Ten years ago when I was a political adviser to Tasmanian Premier Ray Groom, I sat in a meeting in Hobart with executives from vegetable processor Edgell Birdseye. We discussed a series of charts that showed Tasmania's potato farmers were not as competitive as their Idaho counterparts.
A decade later and Tasmania's vegetable farmers are still fighting the battle to remain economically viable. The farmers, an industry group called AUSVEG and Tasmanian politicians are looking to apportion blame for the fact that the vegetable industry in Tasmania is on struggle street. They spent the last couple of weeks making their way to Canberra, through Victoria and New South Wales as part of the Fair Dinkum Food Campaign.
The Fair Dinkum Food Campaign is just protectionism by another name. Instead of looking for government support, Tasmania's politicians and farmers should be taking a long, hard look at new market opportunities, such as China.
And they are losing sight of the fact consumers will buy cheaper products and if they like the quality, pay little attention to where it is produced. The hip pocket speaks louder than patriotism on supermarket shelves.
When I looked at the vegetable-growing industry in Tasmania in 1995, one of the most obvious problems it needed to address immediately was that farms were small and therefore economies of scale could not be sustained. Today this issue remains largely untouched. Where it takes 450 Tasmanian farms to produce 80,000 tonnes of potatoes, 13 New Zealand farms can produce the same amount.
But instead of addressing this priority, the Fair Dinkum Food Campaign wants country or state-of-origin labelling laws introduced in the hope that consumers can be emotionally blackmailed into supporting Australian produce rather than overseas competitors, even if it is more expensive.
Country-of-origin labelling is protectionism and the loser from protectionism is always the consumer and, in the long run, the producers themselves. The high costs that wholesalers and supermarkets pay for complying with country-of-origin labelling regimes are passed on to the consumer, which in turn impacts on the return to the grower.
And then there's the question of export opportunities, particularly to China, where an emerging middle class is demanding better quality fruit and vegetables. But AUSVEG's leaders, Richard Bovill and Mike Badcock, unfortunately see China only as a threat. On April 21, Badcock said if Australia signed a free trade agreement with China, vegetable growers stood to lose $500 million a year and 5,000 jobs.
Badcock, the Fair Dinkum Food Campaign and the Tasmanian Government are either ignorant of, or are avoiding, three vital facts about the Chinese vegetable market.

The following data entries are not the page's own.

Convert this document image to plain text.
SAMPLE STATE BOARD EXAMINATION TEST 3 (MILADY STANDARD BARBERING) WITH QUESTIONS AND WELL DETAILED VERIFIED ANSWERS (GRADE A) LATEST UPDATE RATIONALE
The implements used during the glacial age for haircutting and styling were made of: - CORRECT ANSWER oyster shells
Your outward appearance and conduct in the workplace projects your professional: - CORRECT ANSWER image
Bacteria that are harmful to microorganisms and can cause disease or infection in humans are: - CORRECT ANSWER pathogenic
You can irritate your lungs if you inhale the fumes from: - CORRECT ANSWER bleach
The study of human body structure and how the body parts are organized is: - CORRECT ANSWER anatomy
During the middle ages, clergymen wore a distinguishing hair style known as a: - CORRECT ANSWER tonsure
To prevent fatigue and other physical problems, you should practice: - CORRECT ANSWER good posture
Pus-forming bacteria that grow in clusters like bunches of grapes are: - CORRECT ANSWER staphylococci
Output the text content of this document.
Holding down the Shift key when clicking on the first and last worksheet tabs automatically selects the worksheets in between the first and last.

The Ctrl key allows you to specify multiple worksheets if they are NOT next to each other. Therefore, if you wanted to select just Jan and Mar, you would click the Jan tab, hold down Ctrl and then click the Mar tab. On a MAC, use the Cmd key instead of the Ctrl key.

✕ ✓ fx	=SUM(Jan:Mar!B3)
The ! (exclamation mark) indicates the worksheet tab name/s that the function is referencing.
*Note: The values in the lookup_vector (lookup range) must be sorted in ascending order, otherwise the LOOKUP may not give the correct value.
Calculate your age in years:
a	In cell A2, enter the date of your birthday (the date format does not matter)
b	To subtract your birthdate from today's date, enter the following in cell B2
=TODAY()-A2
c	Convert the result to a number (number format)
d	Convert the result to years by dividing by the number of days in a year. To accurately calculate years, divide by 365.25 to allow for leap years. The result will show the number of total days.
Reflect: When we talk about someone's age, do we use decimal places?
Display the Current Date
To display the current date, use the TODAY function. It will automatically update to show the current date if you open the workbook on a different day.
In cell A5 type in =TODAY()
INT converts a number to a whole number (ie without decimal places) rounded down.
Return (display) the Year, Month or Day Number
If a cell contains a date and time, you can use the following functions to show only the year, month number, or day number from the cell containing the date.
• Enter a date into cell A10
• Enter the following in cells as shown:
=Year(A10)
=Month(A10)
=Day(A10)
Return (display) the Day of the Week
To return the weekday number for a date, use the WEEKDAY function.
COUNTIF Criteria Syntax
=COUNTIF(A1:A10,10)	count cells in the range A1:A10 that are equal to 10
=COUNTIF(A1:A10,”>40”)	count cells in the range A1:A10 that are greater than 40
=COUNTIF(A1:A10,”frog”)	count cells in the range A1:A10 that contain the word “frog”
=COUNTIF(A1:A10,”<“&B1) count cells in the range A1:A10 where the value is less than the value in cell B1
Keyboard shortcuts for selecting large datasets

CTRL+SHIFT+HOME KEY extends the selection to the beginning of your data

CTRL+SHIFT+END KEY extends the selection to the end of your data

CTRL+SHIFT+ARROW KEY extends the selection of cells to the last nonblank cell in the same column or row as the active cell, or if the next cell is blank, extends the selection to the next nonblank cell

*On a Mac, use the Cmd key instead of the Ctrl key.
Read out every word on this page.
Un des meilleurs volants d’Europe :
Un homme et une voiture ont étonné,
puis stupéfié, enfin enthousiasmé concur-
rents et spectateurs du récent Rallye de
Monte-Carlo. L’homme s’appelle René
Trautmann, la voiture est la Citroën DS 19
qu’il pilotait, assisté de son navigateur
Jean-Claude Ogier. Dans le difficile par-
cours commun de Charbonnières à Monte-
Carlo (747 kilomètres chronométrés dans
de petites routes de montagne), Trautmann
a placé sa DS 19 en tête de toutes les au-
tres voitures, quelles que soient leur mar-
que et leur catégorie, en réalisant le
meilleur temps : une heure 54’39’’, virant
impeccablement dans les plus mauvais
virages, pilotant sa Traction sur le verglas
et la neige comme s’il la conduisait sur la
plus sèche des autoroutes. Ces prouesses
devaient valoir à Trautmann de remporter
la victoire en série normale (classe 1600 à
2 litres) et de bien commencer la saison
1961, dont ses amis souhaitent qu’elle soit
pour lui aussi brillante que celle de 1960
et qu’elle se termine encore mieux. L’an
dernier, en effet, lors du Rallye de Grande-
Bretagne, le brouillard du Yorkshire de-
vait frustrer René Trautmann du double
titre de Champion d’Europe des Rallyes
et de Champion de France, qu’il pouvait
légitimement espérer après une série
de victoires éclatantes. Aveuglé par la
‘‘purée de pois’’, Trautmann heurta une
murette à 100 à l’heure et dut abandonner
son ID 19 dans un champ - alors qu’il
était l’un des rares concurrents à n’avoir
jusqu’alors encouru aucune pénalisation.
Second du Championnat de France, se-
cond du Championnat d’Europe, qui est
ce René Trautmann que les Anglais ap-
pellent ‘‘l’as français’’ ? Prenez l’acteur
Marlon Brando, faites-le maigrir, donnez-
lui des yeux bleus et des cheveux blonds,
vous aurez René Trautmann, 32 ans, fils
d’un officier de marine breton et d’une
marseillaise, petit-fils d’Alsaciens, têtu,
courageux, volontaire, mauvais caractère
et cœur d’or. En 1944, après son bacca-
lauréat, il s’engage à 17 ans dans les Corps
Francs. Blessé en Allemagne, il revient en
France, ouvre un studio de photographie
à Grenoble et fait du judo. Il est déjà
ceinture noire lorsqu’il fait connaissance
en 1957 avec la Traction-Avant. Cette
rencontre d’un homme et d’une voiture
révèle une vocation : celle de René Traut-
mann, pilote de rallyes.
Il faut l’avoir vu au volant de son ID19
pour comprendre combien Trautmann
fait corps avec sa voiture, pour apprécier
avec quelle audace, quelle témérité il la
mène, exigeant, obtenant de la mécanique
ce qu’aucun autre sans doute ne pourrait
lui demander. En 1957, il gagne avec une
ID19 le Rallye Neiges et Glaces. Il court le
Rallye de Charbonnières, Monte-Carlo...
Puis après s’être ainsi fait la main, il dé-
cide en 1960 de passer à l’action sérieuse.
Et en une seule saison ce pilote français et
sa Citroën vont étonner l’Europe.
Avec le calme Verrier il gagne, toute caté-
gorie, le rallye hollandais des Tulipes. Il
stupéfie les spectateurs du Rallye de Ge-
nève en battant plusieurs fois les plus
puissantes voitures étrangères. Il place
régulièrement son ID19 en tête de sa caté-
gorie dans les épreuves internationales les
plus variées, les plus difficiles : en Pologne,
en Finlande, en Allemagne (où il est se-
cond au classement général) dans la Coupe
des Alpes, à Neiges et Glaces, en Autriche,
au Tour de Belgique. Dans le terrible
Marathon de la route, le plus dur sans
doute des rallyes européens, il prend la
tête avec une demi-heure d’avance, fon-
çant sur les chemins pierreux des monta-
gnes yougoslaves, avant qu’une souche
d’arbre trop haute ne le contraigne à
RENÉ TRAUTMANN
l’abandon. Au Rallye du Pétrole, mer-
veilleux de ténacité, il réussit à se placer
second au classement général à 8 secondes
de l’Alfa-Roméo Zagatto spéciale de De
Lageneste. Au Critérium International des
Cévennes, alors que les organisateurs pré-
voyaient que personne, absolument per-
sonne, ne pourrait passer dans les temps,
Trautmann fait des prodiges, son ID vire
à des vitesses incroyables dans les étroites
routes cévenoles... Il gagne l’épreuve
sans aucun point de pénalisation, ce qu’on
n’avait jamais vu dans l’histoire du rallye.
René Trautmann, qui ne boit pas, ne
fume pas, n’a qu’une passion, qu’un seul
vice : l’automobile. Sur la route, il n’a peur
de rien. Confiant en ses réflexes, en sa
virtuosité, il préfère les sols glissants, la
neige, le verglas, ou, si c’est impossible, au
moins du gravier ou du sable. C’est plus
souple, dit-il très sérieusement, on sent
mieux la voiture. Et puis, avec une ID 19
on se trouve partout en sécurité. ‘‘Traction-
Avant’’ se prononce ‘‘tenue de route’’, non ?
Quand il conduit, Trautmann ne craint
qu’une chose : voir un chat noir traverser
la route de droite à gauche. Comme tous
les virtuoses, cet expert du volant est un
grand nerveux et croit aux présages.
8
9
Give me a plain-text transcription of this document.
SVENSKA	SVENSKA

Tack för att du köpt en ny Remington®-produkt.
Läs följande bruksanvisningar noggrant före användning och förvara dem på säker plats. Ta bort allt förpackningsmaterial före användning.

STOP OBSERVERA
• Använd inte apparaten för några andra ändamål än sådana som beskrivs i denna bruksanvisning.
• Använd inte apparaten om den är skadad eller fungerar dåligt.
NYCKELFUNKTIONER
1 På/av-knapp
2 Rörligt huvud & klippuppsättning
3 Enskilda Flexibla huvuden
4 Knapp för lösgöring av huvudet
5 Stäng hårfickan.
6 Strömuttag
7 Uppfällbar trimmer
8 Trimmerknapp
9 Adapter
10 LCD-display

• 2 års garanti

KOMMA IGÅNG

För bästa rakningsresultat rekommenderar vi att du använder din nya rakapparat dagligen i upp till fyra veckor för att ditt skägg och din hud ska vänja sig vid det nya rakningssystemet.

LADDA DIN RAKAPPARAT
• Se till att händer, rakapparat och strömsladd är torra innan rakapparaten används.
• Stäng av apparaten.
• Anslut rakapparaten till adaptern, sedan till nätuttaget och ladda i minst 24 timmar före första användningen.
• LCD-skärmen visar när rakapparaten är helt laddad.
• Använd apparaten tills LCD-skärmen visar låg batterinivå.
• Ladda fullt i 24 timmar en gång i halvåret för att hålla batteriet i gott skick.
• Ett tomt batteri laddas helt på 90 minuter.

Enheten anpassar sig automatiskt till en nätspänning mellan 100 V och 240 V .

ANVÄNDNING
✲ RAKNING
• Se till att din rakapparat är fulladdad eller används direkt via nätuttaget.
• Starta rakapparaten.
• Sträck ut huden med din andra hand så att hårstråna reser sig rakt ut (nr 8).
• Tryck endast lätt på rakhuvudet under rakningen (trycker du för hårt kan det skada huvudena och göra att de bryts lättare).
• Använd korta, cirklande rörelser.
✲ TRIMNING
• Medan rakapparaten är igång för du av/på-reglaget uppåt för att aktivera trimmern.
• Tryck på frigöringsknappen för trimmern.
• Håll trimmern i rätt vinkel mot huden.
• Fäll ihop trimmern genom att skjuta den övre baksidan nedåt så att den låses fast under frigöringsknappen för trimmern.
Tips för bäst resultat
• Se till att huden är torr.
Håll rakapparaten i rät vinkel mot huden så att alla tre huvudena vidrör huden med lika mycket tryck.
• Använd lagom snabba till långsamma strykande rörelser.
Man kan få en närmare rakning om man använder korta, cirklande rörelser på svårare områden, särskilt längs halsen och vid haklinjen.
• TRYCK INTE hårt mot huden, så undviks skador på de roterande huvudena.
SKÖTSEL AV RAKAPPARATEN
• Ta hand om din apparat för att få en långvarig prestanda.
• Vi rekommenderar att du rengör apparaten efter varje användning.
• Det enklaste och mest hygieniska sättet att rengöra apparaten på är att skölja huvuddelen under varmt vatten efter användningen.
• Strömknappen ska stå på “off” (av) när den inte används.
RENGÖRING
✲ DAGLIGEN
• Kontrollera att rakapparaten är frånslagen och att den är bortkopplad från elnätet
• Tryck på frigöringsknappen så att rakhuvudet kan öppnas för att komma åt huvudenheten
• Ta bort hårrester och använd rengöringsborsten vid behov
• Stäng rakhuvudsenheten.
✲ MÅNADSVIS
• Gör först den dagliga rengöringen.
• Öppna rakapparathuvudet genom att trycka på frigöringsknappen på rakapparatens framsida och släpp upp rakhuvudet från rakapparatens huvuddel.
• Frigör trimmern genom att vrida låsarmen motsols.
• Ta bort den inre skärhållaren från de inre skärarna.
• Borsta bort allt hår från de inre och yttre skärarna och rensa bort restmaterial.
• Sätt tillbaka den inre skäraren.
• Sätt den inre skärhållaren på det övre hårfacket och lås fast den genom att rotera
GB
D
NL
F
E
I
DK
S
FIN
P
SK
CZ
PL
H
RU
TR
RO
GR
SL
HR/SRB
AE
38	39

First, China is quickly running out of arable land on which to grow vegetables. According to author Ted Fishman, nearly six million hectares of farmland have disappeared in China in the past decade. Therefore China's capacity to export vegetables and feed its growing population is restricted.
Second, as the Chinese become wealthier, they are more discerning about quality. As one leading American agricultural research institute put it last year, strong economic gains have left millions of Chinese consumers clamouring to improve their diets. In most cases, that means more protein and less rice. A point confirmed in US trade magazine Agexporter, which noted last year that demand for high-quality foods had increased dramatically. Organic or "green" produce is gaining in popularity, as are Western foods, spurring demand for Western vegetables.
Finally, while Chinese agricultural practices have been, and still are in many parts, reliant on pesticides and chemicals to a degree that will ensure their produce fails to meet Australia's stringent quarantine requirements, sustainable agriculture is emerging in China. Throughout China, there are now a number of projects designed to ensure a cleaner and more consistent production of vegetables. This is partly as a result of China's accession to the World Trade Organisation and because consumer demand in China for vegetables is becoming more discerning.
There's also more than a dose of raw hypocrisy in the Fair Dinkum Food campaigns sloganeering about the need to preserve the farming way of life. When Japanese or European politicians argue the case for protection of their domestic farming industry on this basis, Australian farmers are understandably outraged. In fact, it's been the preparedness of Australian farmers and governments over the past two decades to advocate open markets that has helped to slowly reduce agricultural trade barriers around the world. To adopt protectionist rhetoric and actions now will weaken Australia's moral superiority in international trade forums.
While the Fair Dinkum Food Campaign is undoubtedly designed to tug at the heart strings of Australians, the cold reality is that Tasmania's farmers and government are asking Australians to pay more for vegetables, instead of becoming more efficient and developing new markets. There's nothing fair dinkum about that.